Over at the Believer Logger, the first part of an extended exploration of the the never-published-in-full creative co-construction between Malcolm Mc Neill and William S. Burroughs, known as Ah Pook is Here, has just been published (October 28, 2014).
There were two smaller works that also profiled the Mc Neill- Burroughs collaboration prior to Mc Neill’s memoir, Observed While Falling: Bill Burroughs, Ah Pook and Me, and The Lost Art of Ah Pook: Images from the Graphic Novel (Fantagraphics, 2012). The text included in both volumes was virtually identical, though the formats of each were quite different.
In 2009, the artwork designed by Mc Neill to accompany Burroughs’ text was exhibited at Track 16 Gallery in Los Angeles.

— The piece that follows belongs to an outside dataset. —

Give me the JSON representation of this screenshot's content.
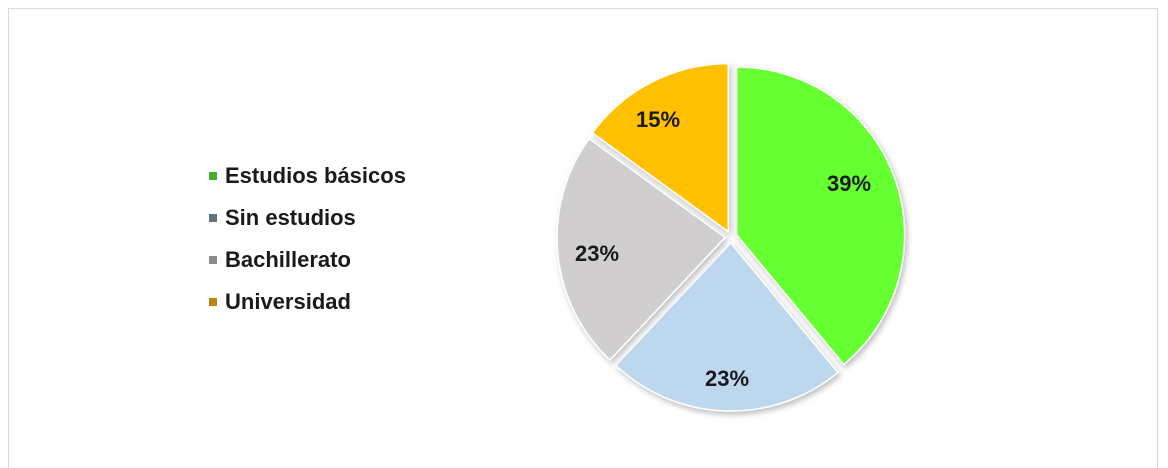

This is where Gray Groth, co-founder of Fantagraphics Books, first saw Mc Neill’s art and consequently expressed an interest in publishing Mc Neill’s work in a more extensive publication. A hardcover volume called The Lost Art of Ah Pook is Here was published to accompany the show.
The Lost Artwork of Ah Pook is Here was published in a limited run of 125 copies in chapbook format by The Beat Scene Press.
Here is the description of that work taken from the website:
Coventry, England: The Beat Scene Press, 2012. Limited First Edition. Staplebound. “In 1970 Malcolm McNeill [sic] received a phone call from a man who asked to meet “the guy who knows how to draw me.” The caller was William S. Burroughs. McNeill had recently illustrated a Burroughs text called “The Unspeakable Mr. Hart” for the underground paper Cyclops…(WSB & McNeill) discussed extending their collaboration into a book. McNeill was just 23, Burroughs was 56, and the project- tentatively titled Ah Puch- would last for seven more years.” (from the introduction).
In this booklet, Number 36 in the Beat Scene Press Pocket Book Series published in the UK by Kevin Ring, McNeill looks back on his experience working with WSB. The collaborative project ultimately failed, “but knowing and working with Bill Burroughs was above all characterized by its humor…he was simply the funniest guy I had ever met.” Published in August 2012 in an edition of 125 copies, this is copy #12. As new, a most important piece of the WSB puzzle for the scholar-collector. As New. [Item #1696]
Many thanks to Malcolm Mc Neill for drawing my attention to these works.